Les exécutions de femmes en Iran révèlent l’aveuglement de la justice, dénoncent des militants

Les exécutions de femmes en Iran révèlent l’aveuglement de la justice, dénoncent  des militants

L’affiche du film « Le diable n’existe pas » de Mohammad Rasoulof, vainqueur de l’Ours d’or 2020, à Berlin.

Les exécutions de femmes en Iran, le plus souvent pour le meurtre de leur conjoint ou partenaire, révèlent l’aveuglement du système judiciaire et le poids du patriarcat, affirment des militants des droits humains.

Chaque année, une dizaine d’entre elles sont ainsi exécutées par pendaison, d’après les organisations de défense des droits humains. Selon l’ONG Iran Human Rights (IHR), basée à Oslo, qui en a recensé au moins 15 cette année, et 170 depuis 2010, une des dernières en date était Susan Rezaeipour, exécutée le 27 octobre pour le meurtre de son mari – qui était aussi son cousin, après avoir passé six ans en prison.

Le père de la victime, qui était son oncle maternel, lui a refusé son pardon, a précisé IHR. Une source a indiqué à l’ONG que dans ses aveux elle avait affirmé que son mari se saoulait tous les jours avant de la battre, ce qu’elle « ne pouvait plus supporter ».

En vertu de la charia en vigueur sous la République islamique, la peine de mort est systématiquement prononcée en cas de meurtre, à moins que la famille de la victime n’accorde son pardon ou n’accepte le « prix du sang ». Aucune circonstance atténuante ne peut donc être prise en compte par la justice.

Or « le nombre de femmes exécutées révèle pour nous beaucoup d’autres problèmes très inquiétants », souligne Mahmoud Amiry Moghaddam, directeur de l’IHR. « Il y a des cas de relations abusives dont la femme ne pouvait sortir, de mariages d’enfants, ou de situations où des femmes étaient mariées à titre de réconciliation entre tribus », détaille-t-il.

Un des cas récents les plus notables est celui de Reyhaneh Jabbari, 26 ans, condamnée à mort pour le meurtre d’un ancien employé du ministère des Renseignements et pendue en octobre 2014. Elle l’a poignardé pour se défendre alors qu’il tentait de l’agresser sexuellement, s’était-elle toujours défendue.

À l’époque, l’expert spécial de l’ONU sur l’Iran, Ahmad Shaheed, avait déploré que sa condamnation ait été fondée sur des aveux obtenus sous la contrainte, voire « la torture ». Mais la famille de la victime avait insisté pour qu’elle soit exécutée à moins qu’elle ne renonce à plaider la légitime défense.

Très vulnérables

Les femmes condamnées à mort « subissent le poids du patriarcat, c’est sur ces discriminations qu’il est important de mettre un accent », déclare Julia Bourbon Fernandez, coordinatrice Afrique du Nord et Moyen-Orient pour l’ONG Ensemble contre la peine de mort (ECPM). Parmi elles, « la majorité soit ont pu se défendre contre des tentatives de viols domestiques, soit se trouver dans un contexte global de violences », ajoute-t-elle. La plupart des accusées dans ce genre d’affaires appartiennent aux classes sociales les plus marginalisées, selon les activistes.

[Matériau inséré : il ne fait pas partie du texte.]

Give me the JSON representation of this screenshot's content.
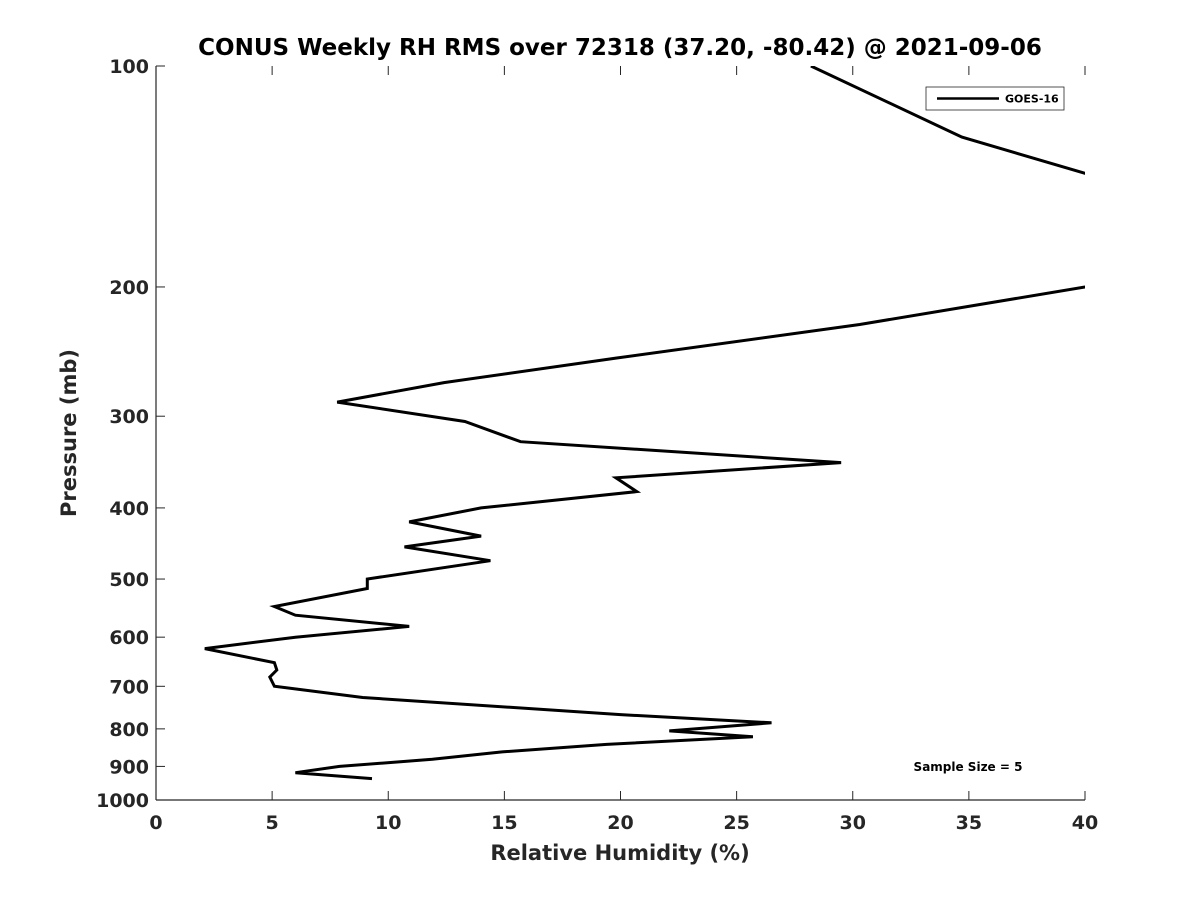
{
  "chart_data": {
    "type": "line",
    "title": "CONUS Weekly RH RMS over 72318 (37.20, -80.42) @ 2021-09-06",
    "xlabel": "Relative Humidity (%)",
    "ylabel": "Pressure (mb)",
    "xlim": [
      0,
      40
    ],
    "ylim": [
      1000,
      100
    ],
    "yscale": "log",
    "y_reversed": true,
    "grid": false,
    "legend_position": "top-right",
    "x_ticks": [
      0,
      5,
      10,
      15,
      20,
      25,
      30,
      35,
      40
    ],
    "y_ticks": [
      100,
      200,
      300,
      400,
      500,
      600,
      700,
      800,
      900,
      1000
    ],
    "annotation": "Sample Size = 5",
    "series": [
      {
        "name": "GOES-16",
        "color": "#000000",
        "points": [
          [
            28.2,
            100
          ],
          [
            34.7,
            125
          ],
          [
            40.0,
            140
          ],
          [
            40.5,
            142
          ],
          [
            40.5,
            198
          ],
          [
            40.0,
            200
          ],
          [
            30.3,
            225
          ],
          [
            19.8,
            250
          ],
          [
            12.4,
            270
          ],
          [
            7.8,
            287
          ],
          [
            13.3,
            305
          ],
          [
            15.7,
            325
          ],
          [
            29.5,
            347
          ],
          [
            19.8,
            364
          ],
          [
            20.7,
            380
          ],
          [
            14.0,
            400
          ],
          [
            10.9,
            418
          ],
          [
            14.0,
            437
          ],
          [
            10.7,
            452
          ],
          [
            14.4,
            472
          ],
          [
            9.1,
            500
          ],
          [
            9.1,
            515
          ],
          [
            5.1,
            545
          ],
          [
            6.0,
            560
          ],
          [
            10.9,
            580
          ],
          [
            6.0,
            600
          ],
          [
            2.1,
            622
          ],
          [
            5.1,
            650
          ],
          [
            5.2,
            665
          ],
          [
            4.9,
            680
          ],
          [
            5.1,
            700
          ],
          [
            8.9,
            725
          ],
          [
            20.0,
            765
          ],
          [
            26.5,
            785
          ],
          [
            22.1,
            805
          ],
          [
            25.7,
            820
          ],
          [
            19.4,
            840
          ],
          [
            14.9,
            860
          ],
          [
            11.9,
            880
          ],
          [
            7.9,
            900
          ],
          [
            6.0,
            918
          ],
          [
            9.3,
            935
          ]
        ]
      }
    ]
  }
}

« Elles sont souvent pauvres et rejetées par leur propre famille. Elles sont donc très vulnérables », explique Roya Boroumand, cofondatrice du centre Abdorrahman Boroumand à Washington. Le centre a recensé plus de 100 cas de femmes exécutées pour meurtre ou adultère depuis l’avènement de la République islamique en 1979. Ces affaires « sont en général liées à des faits de violences domestiques, mariages précoces et la difficulté de divorcer », indique-t-elle.

Au nombre des discriminations figurent aussi certains fondements du système judiciaire, dénoncent les activistes. L’âge de la responsabilité pénale pour une fille est neuf ans, contre quinze pour un garçon, tandis que le témoignage d’une femme n’a pas légalement le même poids que celui d’un homme.

Au-delà de la situation spécifique des femmes, la peine de mort en Iran inquiète les défenseurs des droits humains. Le pays est le deuxième au monde en nombre d’exécutions, derrière la Chine, avec 246 en 2020, selon Amnesty International.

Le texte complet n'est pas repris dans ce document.